Dia 29 — A Copa do Mundo é nossa? - Análise jurídica, política e social do megaevento no Brasil

O penúltimo dia da II Semana Jurídica tratou de Copa do Mundo. João Batista Damasceno, juiz de direito do TJRJ e professor da Universidade Estadual do Rio de Janeiro (UERJ), e Flávio Amaral Garcia, procurador do Estado do Rio de Janeiro, foram os convidados. A mediação ficou por conta de Marco Aurélio Peri Guedes, professor da UFRRJ.

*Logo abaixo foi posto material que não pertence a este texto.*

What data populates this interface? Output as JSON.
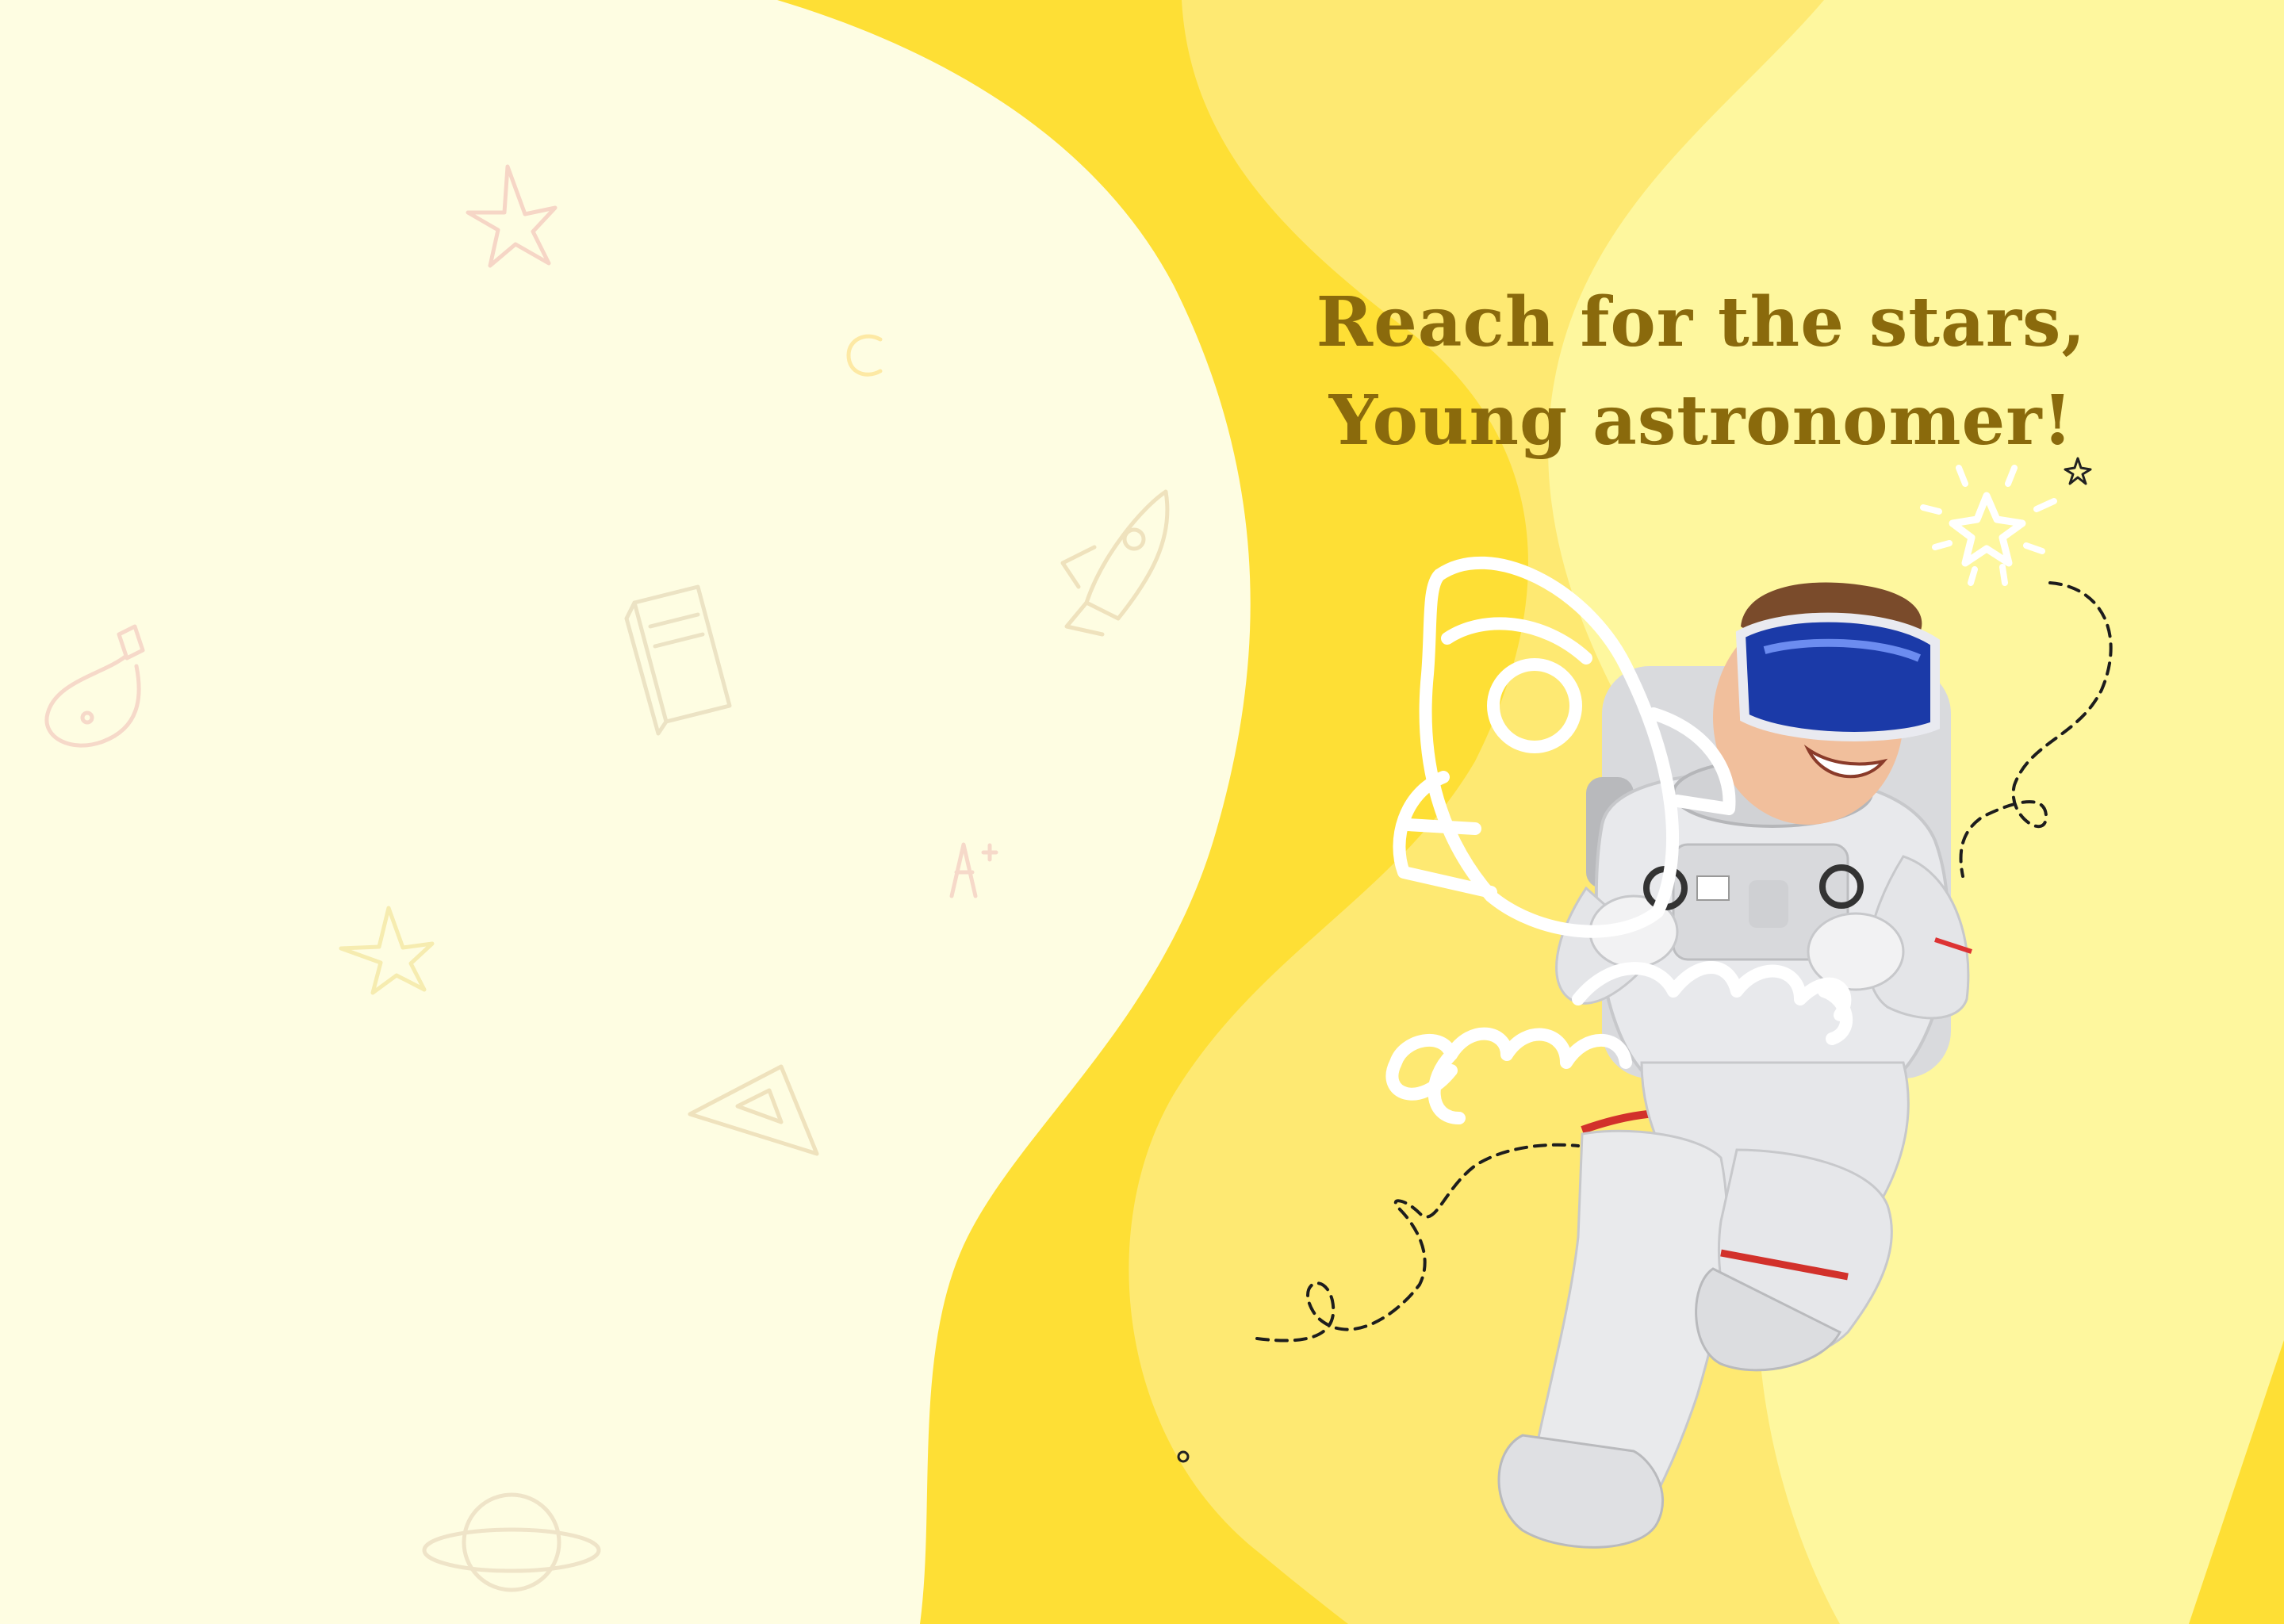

O primeiro a falar foi Garcia e seu tema era “A Lei de Licitações (Lei 8.666/1993) e o Regime Diferenciado de Cotações- RDC (lei 12.462/2011)”. O procurador explicou o RDC e disse acreditar que o regime é o futuro para a contratação pública no Brasil.

— Quanto mais eficiente for o processo de contratação pública menos corrupção terá, pois as chances de burlar o sistema ficam menores. Mas, não há sistema que seja eficiente o bastante quando há gente má intencionada no meio — afirmou.

João Damasceno debateu sobre “A Lei Geral da Copa – Lei 12.663/2012”, tratou dos interesses econômicas por detrás de grandes eventos ligados ao desporto e mencionou a Federação Internacional de Futebol (FIFA) em seu discurso.

— A Lei da Copa faz da FIFA uma pessoa jurídica internacional e atribui a ela um status de “A” entidade que regula o futebol mundial, mas ela não é; é só mais uma. É através do desporto que diversos países se juntam. O capital chega e promove isso — contou.

Dia 30 — A Constituição Cidadã e as transformações sociais

O último dia da II Semana Jurídica foi encerrado com chave de ouro. Dois palestrantes, bem difundidos na área jurídica, contribuíram com suas experiências pessoais e profissionais no cotidiano de suas profissões para o público presente e atento no Auditório do IM. Além deles, o professor da UFRRJ, Rodrigo Tavares, mediou mais uma vez os debates.

Nagig Slaibi Filho, presidente da Sexta Câmara Cível do Tribunal de Justiça, vice-presidente do Fórum Permanente de Direito Constitucional e desembargador do Tribunal de Justiça do Rio de Janeiro (TJRJ), foi o primeiro a falar. Seu tema era “Os 25 anos da Constituição Cidadã”.

Bem humorada e à vontade, Slaibi Filho deu uma aula de história do Direito, passando por várias décadas e contando diversos casos curiosos no Brasil em épocas distintas, sempre usando uma linguagem clara, objetiva e atraente.
Ao explicar o que é a Constituição, o desembargador encorajou o auditório em relação ao poder social de cada indivíduo e foi conciso ao falar sobre como as pessoas se conduzem no seu dia a dia.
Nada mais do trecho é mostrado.